Growing Old And Signing Treaties

This past weekend, Alpa Chino and I had a serious, mostly, conversation about maturity. We both reached the conclusion that we are adults now (it may surprise some of you that we had not already established this) and that it is time we began acting like adults in a relationship.

I'll share some examples of the ways, I think, our relationship was/is lacking in "maturity".

I sometimes pinch his cheeks for no reason, and I mean the cheeks on his face mind you. We'll be sitting on the couch, watching TV or something, and then all of a sudden I'll reach over and pinch! I know that this annoys him but he lets me get away with it--sometimes. Other times he attempts to tickle me to death in retribution and I am very ticklish so this usually leaves me gasping for breath. Also, he frequently refers to me as "dingbat" while I use terms like "barawo" or "ode". Sometimes ALL these things happen in the order that I have just described.

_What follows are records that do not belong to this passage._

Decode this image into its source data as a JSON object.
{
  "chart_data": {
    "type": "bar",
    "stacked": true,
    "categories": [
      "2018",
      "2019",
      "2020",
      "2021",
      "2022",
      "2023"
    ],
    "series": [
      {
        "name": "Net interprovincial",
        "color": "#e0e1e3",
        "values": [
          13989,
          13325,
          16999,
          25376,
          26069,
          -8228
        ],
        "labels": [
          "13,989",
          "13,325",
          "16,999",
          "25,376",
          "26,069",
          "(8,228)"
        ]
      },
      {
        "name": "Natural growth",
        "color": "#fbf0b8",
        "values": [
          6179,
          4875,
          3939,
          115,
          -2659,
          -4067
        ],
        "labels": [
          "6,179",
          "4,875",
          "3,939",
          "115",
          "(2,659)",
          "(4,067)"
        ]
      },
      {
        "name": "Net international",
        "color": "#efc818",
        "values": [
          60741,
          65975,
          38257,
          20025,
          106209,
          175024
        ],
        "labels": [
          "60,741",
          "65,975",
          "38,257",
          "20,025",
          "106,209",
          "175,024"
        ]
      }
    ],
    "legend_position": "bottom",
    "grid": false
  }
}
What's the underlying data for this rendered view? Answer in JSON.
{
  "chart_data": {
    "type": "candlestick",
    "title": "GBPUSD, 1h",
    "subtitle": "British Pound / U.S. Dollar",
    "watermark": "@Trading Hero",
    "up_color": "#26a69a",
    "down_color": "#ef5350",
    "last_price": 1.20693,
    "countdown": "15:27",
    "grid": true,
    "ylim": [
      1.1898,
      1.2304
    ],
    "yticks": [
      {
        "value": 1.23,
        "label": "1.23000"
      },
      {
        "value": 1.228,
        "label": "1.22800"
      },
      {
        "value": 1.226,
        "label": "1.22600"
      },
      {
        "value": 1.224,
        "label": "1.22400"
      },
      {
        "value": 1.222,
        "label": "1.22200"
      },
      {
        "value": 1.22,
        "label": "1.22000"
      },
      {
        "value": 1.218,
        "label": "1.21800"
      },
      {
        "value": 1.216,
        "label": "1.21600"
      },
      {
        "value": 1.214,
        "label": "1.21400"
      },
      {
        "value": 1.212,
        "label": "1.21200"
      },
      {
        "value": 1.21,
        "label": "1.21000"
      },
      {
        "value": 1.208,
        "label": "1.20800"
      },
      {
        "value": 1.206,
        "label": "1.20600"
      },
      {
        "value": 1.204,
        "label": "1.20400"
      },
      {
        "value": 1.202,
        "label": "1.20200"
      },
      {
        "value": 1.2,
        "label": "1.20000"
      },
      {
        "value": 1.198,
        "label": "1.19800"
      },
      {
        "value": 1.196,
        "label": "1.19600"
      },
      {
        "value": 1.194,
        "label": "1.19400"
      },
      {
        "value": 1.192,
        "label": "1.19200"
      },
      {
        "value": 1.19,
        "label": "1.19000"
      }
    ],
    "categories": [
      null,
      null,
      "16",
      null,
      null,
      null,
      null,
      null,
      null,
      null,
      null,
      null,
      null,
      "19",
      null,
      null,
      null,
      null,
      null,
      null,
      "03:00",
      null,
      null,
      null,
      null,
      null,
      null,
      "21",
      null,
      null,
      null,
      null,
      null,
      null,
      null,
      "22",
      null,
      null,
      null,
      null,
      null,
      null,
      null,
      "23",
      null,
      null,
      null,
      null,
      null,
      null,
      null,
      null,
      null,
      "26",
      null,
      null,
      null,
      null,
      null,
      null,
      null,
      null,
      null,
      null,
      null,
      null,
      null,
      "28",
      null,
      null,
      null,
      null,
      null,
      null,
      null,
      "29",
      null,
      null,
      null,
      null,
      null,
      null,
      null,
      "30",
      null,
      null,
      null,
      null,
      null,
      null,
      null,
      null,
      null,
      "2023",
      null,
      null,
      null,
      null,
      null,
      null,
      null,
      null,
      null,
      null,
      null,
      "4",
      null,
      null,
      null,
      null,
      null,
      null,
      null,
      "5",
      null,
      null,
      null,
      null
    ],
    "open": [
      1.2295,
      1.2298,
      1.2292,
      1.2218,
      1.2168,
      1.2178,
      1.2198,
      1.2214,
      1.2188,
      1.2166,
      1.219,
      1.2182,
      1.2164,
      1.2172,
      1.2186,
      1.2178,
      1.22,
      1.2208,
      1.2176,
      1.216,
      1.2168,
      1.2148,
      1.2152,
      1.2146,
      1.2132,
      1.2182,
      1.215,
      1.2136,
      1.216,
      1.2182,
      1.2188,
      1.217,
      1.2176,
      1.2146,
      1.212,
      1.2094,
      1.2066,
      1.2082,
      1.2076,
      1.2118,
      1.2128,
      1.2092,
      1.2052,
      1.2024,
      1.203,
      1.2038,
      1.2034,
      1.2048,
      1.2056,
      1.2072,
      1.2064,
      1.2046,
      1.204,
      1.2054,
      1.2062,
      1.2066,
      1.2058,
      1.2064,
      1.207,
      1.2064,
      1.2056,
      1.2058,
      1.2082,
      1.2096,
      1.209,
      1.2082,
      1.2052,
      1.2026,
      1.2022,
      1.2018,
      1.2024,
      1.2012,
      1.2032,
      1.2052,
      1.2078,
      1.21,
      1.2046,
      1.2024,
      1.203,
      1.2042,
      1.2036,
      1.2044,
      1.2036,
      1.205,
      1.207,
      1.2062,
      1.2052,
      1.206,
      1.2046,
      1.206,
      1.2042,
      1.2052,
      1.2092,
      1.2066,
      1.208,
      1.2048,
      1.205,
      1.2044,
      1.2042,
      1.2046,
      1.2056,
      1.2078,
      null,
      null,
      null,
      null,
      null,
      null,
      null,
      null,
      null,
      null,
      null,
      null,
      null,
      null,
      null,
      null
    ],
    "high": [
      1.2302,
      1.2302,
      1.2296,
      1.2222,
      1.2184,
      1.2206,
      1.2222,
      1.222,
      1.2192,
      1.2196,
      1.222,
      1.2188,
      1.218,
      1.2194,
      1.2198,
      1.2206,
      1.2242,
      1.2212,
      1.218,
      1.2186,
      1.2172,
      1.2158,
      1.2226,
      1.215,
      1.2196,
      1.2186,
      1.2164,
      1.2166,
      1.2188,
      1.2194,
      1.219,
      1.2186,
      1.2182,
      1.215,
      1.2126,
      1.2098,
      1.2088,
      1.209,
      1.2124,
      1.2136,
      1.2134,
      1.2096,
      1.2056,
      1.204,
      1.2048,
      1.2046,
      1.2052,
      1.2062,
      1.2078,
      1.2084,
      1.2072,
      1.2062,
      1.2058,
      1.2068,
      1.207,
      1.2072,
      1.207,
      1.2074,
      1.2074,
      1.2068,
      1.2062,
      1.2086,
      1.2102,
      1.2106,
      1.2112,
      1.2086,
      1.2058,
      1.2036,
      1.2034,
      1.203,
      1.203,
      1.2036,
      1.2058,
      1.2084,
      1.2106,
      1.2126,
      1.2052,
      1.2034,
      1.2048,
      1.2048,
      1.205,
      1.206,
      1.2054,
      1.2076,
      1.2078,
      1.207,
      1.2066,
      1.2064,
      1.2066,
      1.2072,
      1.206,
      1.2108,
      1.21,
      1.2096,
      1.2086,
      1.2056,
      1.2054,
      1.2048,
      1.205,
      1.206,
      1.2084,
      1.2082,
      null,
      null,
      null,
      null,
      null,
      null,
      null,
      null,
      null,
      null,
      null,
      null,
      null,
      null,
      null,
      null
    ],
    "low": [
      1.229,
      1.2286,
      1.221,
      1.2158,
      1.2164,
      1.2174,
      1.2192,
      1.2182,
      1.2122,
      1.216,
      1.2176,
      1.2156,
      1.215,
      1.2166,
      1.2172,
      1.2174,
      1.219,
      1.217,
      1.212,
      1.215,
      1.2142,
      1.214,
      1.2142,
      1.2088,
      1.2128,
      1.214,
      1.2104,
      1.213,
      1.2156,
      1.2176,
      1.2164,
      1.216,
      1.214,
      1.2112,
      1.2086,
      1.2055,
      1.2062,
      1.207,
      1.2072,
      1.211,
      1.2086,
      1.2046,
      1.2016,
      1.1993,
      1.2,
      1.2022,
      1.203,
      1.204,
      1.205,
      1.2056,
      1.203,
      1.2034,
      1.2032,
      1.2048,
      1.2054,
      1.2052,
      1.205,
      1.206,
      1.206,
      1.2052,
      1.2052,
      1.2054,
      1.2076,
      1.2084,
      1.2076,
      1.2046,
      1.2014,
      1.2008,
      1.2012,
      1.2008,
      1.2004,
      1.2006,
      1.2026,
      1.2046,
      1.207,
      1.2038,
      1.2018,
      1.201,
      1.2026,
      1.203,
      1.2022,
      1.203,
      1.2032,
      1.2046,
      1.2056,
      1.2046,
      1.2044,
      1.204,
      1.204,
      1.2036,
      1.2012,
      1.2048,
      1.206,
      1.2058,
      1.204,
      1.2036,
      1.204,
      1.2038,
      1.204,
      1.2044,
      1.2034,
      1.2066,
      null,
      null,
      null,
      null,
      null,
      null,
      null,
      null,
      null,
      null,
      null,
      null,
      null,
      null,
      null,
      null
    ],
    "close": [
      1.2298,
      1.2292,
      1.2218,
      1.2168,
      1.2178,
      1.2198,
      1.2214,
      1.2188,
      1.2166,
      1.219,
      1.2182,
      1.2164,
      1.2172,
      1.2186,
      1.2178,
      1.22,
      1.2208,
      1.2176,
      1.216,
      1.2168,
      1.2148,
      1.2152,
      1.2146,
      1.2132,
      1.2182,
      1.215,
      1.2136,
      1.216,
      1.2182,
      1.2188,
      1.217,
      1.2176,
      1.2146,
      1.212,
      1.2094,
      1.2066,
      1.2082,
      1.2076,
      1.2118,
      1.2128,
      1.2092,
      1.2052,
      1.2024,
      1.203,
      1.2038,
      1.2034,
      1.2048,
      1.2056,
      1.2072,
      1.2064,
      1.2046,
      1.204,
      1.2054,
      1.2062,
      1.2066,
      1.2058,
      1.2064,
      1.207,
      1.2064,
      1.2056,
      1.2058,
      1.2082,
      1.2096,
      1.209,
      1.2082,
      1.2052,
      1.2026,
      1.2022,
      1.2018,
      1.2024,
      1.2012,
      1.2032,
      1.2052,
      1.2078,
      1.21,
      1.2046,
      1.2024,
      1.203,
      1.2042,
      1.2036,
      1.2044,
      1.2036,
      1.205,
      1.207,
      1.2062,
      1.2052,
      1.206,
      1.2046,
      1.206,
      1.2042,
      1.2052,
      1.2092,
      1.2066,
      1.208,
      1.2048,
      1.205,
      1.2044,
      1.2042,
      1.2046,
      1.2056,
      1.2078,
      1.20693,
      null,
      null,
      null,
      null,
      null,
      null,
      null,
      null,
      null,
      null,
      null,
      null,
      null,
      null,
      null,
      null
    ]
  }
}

For reasons still unknown to me, this weekend I decided--and he agreed--that we should exclude certain words, actions, and phrases (such as the infamous "You'll be just fine" which has begun to irritate even Mogaji) from our vocabulary.

We talked about it the way some couples might discuss a prenuptial agreement. I agreed to cease and desist any and all cheek pinching. He agreed to allow me to continue to call him "pookie"--at least I think he agreed. Before you say "aww", I would never call him "pookie" in public lest he lose some "manliness points". Although by writing this I guess I have called him "pookie" in public. But its all good since most of you don't know who he is. Also, there will be no more use of the terms "dingbat", "ode", or "barawo" by either party.

There are other points to the "treaty" but there's no need to go into all of it.

This got me thinking about Chuck and Blair's "treaty" a few weeks ago on the Gossip Girl episode War At The Roses
I'm glad we reached an agreement. Most of the "immaturity" that needs weeding out from our relationship is because we were friends long before any of the "serious stuff" cropped up. Its mostly residual "friend play" from our pre-relationship days when we were younger and it was okay to do certain things.

When this relationship moved past the "friend" stage and we became "official", nothing really changed. Well...a few things changed, but the core of our relationship remained the same based on a very tight friendship. However, that core has since been upgraded with all the things involved with being in a "serious relationship" and we just need to reflect that.

I don't know if I'm explaining this properly.

The fact is, we are old and we are way past that "friends" stage in our relationship. Planning to move in together, attending family events, relocating for each other, those are not the acts of people who still jokingly call each other "barawo".

Of course this does not mean that we are going to lose all of the fun in the relationship, its just going to change a bit.